Todos poseemos ciertas características de temperamento y carácter que interpretamos como innatas, pero, sean estas las que sean, nadie nace construido sino que se requiere de un proceso de autogestión que nos constituya como personas coherentes y formadas –que no concluidas–. Algunas de estas características las consideramos virtudes y otras defectos. Sin embargo, esta división no siempre resulta tan clara y fácil de discernir. Lo que en una circunstancia específica podría calificarse como defecto, en otra se convierte en virtud. Por eso, mucho más importante que la facultad o característica en sí, dependerá de cómo la gestionemos para que dé, o no, un resultado satisfactorio. Pensemos en alguien que nace con las condiciones perfectas para ser campeón mundial de los 100 metros planos. Nada de esto ocurrirá por las meras características físicas, sino que a ellas habrá de sumarse inevitablemente la intención, el propósito, el entrenamiento apropiado, la alimentación, integrarse a los circuitos oficiales de competencia y un sin número de acciones más para que esa condiciones “naturales” se conviertan en una manera auténtica de estar en el mundo. Pero también está el lado opuesto: aquellos que utilizan sus condiciones excepcionales contra sus propios deseos. En su autobiografía, Open, el ex-tenista André Agassi asegura odiar el tenis y reconoce que si fue número uno del mundo, ganando sesenta títulos profesionales, incluidos ocho de Gran Slam, se debió a que –renunciando a sus deseos auténticos– dio gusto a su padre: “No empecé en el tenis por elección, yo lo odiaba con toda mi alma y lo odié la mayor parte de mi carrera”*.

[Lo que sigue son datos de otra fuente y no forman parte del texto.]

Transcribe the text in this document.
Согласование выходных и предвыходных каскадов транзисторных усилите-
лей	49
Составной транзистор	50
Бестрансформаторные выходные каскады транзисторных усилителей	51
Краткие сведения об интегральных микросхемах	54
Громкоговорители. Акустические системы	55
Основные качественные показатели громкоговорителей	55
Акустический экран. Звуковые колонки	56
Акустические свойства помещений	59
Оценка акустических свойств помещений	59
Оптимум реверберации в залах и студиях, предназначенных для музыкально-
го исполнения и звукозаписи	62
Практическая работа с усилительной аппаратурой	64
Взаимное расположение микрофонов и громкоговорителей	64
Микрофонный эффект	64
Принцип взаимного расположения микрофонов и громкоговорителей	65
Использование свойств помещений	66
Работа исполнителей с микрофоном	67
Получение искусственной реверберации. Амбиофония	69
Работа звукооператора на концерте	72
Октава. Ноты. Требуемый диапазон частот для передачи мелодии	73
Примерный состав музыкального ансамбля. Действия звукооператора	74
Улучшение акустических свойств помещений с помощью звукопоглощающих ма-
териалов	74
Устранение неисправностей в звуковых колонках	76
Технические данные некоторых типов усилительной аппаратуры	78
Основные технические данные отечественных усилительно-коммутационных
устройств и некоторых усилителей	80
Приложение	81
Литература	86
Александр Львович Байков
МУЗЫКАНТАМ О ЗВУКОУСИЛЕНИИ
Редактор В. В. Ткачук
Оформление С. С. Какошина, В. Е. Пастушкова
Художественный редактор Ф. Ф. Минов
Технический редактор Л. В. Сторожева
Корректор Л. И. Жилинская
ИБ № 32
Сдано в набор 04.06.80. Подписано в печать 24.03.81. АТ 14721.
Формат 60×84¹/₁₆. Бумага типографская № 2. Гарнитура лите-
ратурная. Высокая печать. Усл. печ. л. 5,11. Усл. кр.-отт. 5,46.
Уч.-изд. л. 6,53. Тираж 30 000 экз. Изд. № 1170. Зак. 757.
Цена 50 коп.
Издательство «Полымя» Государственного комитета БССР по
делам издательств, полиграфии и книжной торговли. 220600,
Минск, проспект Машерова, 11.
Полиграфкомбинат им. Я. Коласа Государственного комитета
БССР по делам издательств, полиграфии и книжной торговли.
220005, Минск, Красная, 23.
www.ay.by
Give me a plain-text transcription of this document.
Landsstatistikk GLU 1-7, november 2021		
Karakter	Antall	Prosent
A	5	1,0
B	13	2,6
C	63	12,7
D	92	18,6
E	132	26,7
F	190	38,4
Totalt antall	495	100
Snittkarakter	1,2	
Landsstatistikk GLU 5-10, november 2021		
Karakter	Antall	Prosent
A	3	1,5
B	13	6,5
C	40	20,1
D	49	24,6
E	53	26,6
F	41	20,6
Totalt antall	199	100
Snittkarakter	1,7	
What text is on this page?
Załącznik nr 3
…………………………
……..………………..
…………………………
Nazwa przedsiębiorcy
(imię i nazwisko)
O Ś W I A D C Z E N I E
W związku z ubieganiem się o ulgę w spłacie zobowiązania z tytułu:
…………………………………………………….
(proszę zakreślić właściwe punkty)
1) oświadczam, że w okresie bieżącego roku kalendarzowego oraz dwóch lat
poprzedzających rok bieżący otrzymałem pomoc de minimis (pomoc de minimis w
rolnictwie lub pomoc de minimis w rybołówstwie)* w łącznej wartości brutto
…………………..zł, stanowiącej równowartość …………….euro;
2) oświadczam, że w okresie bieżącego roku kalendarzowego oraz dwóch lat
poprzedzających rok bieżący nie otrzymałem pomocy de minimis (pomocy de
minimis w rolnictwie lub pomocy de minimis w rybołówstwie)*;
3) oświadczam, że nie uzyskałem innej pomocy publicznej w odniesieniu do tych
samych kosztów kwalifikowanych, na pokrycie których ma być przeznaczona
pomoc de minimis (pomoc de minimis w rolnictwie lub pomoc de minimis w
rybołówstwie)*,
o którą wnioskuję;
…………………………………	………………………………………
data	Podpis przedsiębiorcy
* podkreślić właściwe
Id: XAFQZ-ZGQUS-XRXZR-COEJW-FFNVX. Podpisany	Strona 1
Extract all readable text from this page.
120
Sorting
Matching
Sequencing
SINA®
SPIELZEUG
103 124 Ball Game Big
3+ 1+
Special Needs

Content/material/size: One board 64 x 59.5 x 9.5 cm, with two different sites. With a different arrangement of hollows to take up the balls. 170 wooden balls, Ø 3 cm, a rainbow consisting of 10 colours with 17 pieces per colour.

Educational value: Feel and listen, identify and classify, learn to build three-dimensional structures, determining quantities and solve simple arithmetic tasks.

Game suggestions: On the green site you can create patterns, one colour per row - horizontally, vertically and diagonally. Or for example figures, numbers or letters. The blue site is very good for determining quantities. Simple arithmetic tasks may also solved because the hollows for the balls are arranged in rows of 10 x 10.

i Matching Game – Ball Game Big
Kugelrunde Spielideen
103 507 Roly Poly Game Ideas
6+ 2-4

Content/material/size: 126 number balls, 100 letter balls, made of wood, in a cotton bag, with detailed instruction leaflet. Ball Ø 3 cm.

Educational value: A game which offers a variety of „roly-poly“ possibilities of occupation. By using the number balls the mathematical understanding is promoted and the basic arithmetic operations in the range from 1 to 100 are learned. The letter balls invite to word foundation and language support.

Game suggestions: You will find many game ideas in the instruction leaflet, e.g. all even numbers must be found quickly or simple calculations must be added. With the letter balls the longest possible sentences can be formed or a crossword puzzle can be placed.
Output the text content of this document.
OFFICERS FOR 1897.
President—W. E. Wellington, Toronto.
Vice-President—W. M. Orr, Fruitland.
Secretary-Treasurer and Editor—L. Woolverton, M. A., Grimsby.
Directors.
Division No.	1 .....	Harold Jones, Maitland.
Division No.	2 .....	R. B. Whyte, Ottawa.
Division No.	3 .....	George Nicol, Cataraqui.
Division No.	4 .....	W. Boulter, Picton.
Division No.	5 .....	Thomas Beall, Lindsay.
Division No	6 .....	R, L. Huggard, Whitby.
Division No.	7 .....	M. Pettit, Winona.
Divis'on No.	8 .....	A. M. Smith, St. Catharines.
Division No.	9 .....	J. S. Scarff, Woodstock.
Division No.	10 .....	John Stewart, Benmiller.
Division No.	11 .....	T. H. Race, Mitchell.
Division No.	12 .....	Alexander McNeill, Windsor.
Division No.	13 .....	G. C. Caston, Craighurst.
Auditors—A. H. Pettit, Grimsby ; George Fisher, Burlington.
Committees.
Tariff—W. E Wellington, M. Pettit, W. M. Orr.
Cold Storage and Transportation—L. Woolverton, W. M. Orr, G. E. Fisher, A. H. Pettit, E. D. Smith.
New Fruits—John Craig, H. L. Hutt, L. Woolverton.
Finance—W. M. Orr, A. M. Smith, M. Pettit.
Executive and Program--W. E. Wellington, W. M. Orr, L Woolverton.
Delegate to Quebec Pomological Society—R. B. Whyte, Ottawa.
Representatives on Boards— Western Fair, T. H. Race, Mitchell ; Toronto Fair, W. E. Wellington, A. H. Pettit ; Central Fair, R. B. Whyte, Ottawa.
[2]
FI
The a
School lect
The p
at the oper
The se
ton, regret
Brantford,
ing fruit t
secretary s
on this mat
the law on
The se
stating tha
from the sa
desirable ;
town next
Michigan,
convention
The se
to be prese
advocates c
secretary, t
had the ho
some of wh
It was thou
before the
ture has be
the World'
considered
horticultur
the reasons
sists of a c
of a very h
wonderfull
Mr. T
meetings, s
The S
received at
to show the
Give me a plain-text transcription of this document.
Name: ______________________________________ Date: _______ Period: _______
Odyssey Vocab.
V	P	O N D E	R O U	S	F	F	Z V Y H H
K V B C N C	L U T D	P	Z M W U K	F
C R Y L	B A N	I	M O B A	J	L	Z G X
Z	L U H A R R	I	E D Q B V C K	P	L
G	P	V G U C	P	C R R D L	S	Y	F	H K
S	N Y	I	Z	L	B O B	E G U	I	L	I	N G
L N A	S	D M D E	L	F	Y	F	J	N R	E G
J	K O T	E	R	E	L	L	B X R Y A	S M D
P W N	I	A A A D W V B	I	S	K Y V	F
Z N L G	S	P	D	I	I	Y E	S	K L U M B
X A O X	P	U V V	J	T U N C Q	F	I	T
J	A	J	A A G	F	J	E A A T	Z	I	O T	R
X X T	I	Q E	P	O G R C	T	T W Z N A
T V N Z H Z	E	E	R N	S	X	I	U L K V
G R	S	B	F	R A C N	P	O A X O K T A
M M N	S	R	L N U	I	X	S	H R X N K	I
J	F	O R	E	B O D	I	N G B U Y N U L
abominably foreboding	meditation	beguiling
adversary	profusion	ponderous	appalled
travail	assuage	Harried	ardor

Sean las que sean nuestras tendencias naturales asociadas con la forma de reaccionar ante un estímulo u otro, ninguna de ellas es buena o mala en sí mismas, sino que se trata de la forma en que aprendamos a modular la intensidad y juzgar con inteligencia cada caso para llevar a cabo las acciones concretas que las situaciones específicas piden, sin que esta gestión deliberada rompa en lo absoluto la autenticidad.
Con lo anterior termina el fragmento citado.